Consumer law reform- the main provisions of the Bill:

  • Reform of consumer law is also envisaged in the Bill, which includes:

    • Enabling the OFT to introduce a new regime for approving business-to- consumer Codes of Practice;
    • Requiring the OFT to respond in accordance with a set timescale to "super-complaints" from designated consumer bodies; and
    • Enabling the OFT to provide information, advice and educational materials.

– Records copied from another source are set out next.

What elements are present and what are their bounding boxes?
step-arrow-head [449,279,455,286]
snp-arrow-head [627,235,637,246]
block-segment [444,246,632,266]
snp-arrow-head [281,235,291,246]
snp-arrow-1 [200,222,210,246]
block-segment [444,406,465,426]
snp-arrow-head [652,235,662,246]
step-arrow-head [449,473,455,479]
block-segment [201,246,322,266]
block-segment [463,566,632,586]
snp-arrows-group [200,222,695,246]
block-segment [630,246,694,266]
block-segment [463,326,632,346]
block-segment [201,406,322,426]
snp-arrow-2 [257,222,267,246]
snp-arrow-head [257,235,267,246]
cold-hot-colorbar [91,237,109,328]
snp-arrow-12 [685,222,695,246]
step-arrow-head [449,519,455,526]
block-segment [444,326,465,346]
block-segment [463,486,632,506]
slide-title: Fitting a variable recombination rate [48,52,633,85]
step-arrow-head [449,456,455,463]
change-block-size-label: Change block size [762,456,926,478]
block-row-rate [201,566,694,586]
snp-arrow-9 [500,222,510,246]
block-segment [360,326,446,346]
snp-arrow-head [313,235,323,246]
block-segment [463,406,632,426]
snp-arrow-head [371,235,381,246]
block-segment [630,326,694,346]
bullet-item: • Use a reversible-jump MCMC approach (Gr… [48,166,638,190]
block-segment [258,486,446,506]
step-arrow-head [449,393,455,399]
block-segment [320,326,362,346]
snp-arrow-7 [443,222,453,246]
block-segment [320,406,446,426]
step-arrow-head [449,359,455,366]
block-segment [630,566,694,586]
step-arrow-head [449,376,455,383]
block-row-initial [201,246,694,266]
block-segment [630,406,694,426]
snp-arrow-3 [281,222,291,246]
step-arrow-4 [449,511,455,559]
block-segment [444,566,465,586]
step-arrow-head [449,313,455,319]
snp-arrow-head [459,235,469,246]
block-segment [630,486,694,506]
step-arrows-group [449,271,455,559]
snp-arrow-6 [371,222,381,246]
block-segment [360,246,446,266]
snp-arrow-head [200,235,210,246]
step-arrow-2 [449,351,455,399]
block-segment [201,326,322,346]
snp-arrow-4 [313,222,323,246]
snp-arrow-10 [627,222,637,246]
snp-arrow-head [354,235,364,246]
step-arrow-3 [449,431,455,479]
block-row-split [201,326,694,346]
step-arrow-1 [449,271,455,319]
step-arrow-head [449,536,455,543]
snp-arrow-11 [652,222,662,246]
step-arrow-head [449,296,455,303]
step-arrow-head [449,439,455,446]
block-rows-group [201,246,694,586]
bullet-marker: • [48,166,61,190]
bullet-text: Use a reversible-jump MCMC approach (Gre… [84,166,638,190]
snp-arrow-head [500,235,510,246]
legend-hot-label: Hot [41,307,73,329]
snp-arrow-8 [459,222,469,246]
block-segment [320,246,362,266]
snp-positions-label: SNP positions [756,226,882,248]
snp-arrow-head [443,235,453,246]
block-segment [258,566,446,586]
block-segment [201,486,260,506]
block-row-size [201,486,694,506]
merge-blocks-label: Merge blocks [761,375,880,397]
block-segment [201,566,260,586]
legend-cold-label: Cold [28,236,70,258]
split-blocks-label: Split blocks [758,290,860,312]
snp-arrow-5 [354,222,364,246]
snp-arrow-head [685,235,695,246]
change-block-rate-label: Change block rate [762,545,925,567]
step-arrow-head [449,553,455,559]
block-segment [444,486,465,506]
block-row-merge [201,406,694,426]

Insolvency law reform- the main provisions of the Bill:

  • Lastly, the Bill proposes an overhaul of insolvency law.
  • In terms of corporate insolvency the Bill proposes the streamlining of the administration procedure and restricts the ability of lenders to appoint an administrative receiver to the holders of pre-existing floating charges.
  • Removal of the Crown's preferential rights in all insolvency cases and making provision to ensure unsecured creditors are major beneficiaries is also proposed.
  • In terms of the insolvency of individuals the Bill:

    • Provides for the automatic discharge of nearly all bankrupts after a maximum period of 12 months;

    • Reduces the number of restrictions that are automatically imposed on undischarged bankrupts; and

    • Provides for a court-based regime ("Bankruptcy Restrictions Orders") to be attached to those bankrupts whose conduct, before and during bankruptcy, the court has found to be culpable.

  • The Bill also enables reform of the Insolvency Service financial regime, in particular, facilitating the return to creditors of more of the income from monies held in the Insolvency Services Investment Account.

Conclusion:

As a result of the lengthy consultation period the new Enterprise Bill contains few surprises. However, the changes it will make will have significant ramifications for the conduct of business in the UK.

The content of this article does not constitute legal advice and should not be relied on in that way. Specific advice should be sought about your specific circumstances.